JEAN MOLINET
Je suis Simon Marmion vif et mort,
Mort par nature et vif entre les hommes ;
Apprés le vif, moy vif, paindi la mort,
Qui durement m'a point et qui s'amort
A mordre tous, comme nous que mors sommes.
Quand j'ay les mortz, dormans les pesans sommes,
Resuscité par vif art de paincture,
Aux vivans suis de la mort pourtraicture.

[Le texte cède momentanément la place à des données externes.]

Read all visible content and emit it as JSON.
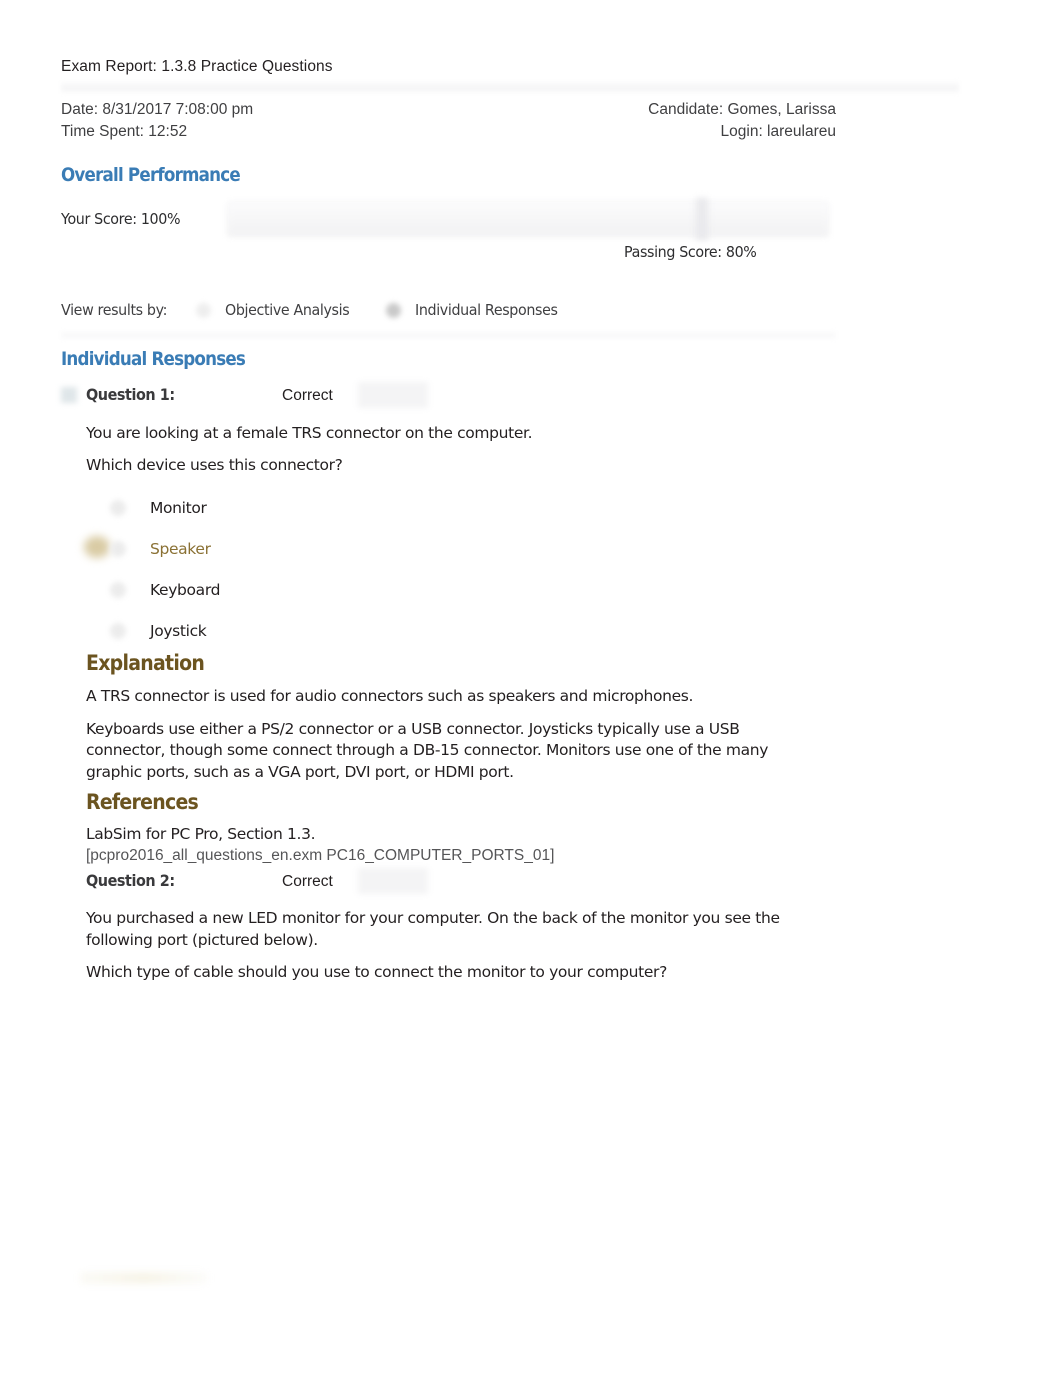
{
  "document": {
    "title": "Exam Report: 1.3.8 Practice Questions"
  },
  "meta": {
    "date": "Date: 8/31/2017 7:08:00 pm",
    "time_spent": "Time Spent: 12:52",
    "candidate": "Candidate: Gomes, Larissa",
    "login": "Login: lareulareu"
  },
  "overall_performance": {
    "heading": "Overall Performance",
    "your_score": "Your Score: 100%",
    "passing_score": "Passing Score: 80%",
    "score_value": 100,
    "passing_value": 80
  },
  "view_results": {
    "label": "View results by:",
    "options": [
      {
        "label": "Objective Analysis",
        "selected": false
      },
      {
        "label": "Individual Responses",
        "selected": true
      }
    ]
  },
  "individual_responses": {
    "heading": "Individual Responses"
  },
  "questions": [
    {
      "label": "Question 1:",
      "status": "Correct",
      "prompt_lines": [
        "You are looking at a female TRS connector on the computer.",
        "Which device uses this connector?"
      ],
      "answers": [
        {
          "text": "Monitor",
          "correct": false
        },
        {
          "text": "Speaker",
          "correct": true
        },
        {
          "text": "Keyboard",
          "correct": false
        },
        {
          "text": "Joystick",
          "correct": false
        }
      ],
      "explanation": {
        "heading": "Explanation",
        "paragraphs": [
          "A TRS connector is used for audio connectors such as speakers and microphones.",
          "Keyboards use either a PS/2 connector or a USB connector. Joysticks typically use a USB connector, though some connect through a DB-15 connector. Monitors use one of the many graphic ports, such as a VGA port, DVI port, or HDMI port."
        ]
      },
      "references": {
        "heading": "References",
        "source": "LabSim for PC Pro, Section 1.3.",
        "identifier": "[pcpro2016_all_questions_en.exm PC16_COMPUTER_PORTS_01]"
      }
    },
    {
      "label": "Question 2:",
      "status": "Correct",
      "prompt_lines": [
        "You purchased a new LED monitor for your computer. On the back of the monitor you see the following port (pictured below).",
        "Which type of cable should you use to connect the monitor to your computer?"
      ]
    }
  ],
  "colors": {
    "heading_blue": "#3a7cb5",
    "subheading_brown": "#6b5420",
    "correct_answer": "#8a7134",
    "body_text": "#231f20",
    "muted_text": "#555557"
  }
}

Du maistre painctre, a qui devons homaige,
Tellement fus painct et enluminé
Qu'il me crea a sa divine ymage ;
Autres, voians mon traict et mon limage,
Ont aprés moy leur œuvre patronné ;
Quand j'ay tout painct et tout ymaginé,
La mort terrible a brouillé mes couleurs :
Au resveiller sont les grefves douleurs.
Ciel, soleil, feu, air, mer, terre visible,
Mestaux, bestaulx, herbis, habitz bruns, pers,
Boys, bleds, champs, prés et toute rien pingnible,
Par art fabrile ay attaint le possible,
Autant ou plus que nul des plus expers,
Tant vivement que nul bruit je n'y pers,
Car j'ay pourtrait tel mort gisant soubz lame
Qu'il semble vif et ne reste que l'ame.
Les oeilz ont pris doulce reffection,
En mes exploictz tant propres et exquis
Qu'ils ont donné grande admiration,
Riant object et consolation
Aux empereurs, rois, comtes et marquis ;
J'ay decoré, par art et sens acquis,
Livres, tableaux, chappelles et aultelz,
Tels que pour lors n'estoient gueres de telz.
Painctres mortels, qui prenés patronnaiges
Sur mes couleurs verdes, noires et blanches,
Quand vous avés pourtraict vos personnaiges,
Apprez les miens, dont grand sont les sonnaiges,
Octroyez nous vos doulces bienveillances ;
Priez aux sainctz, dont j'ay fait les semblances,
Que l'eternel painctre pardon nous face,
Sy que lassus je tire aprés sa face.
Le jour et l'an de la nativité
Nostre Seigneur, mil avec quatre cens
Quatre vingt neuf, lors fort debilité,
La fiere mort, par son habileté,
Me despouilla ame, coeur, force et sens.
Vous qui voyez ces ymages presens,
Priez Sainct Luc, dont vecy la chappelle,
Que Dieu lassus en sa gloire m'appelle.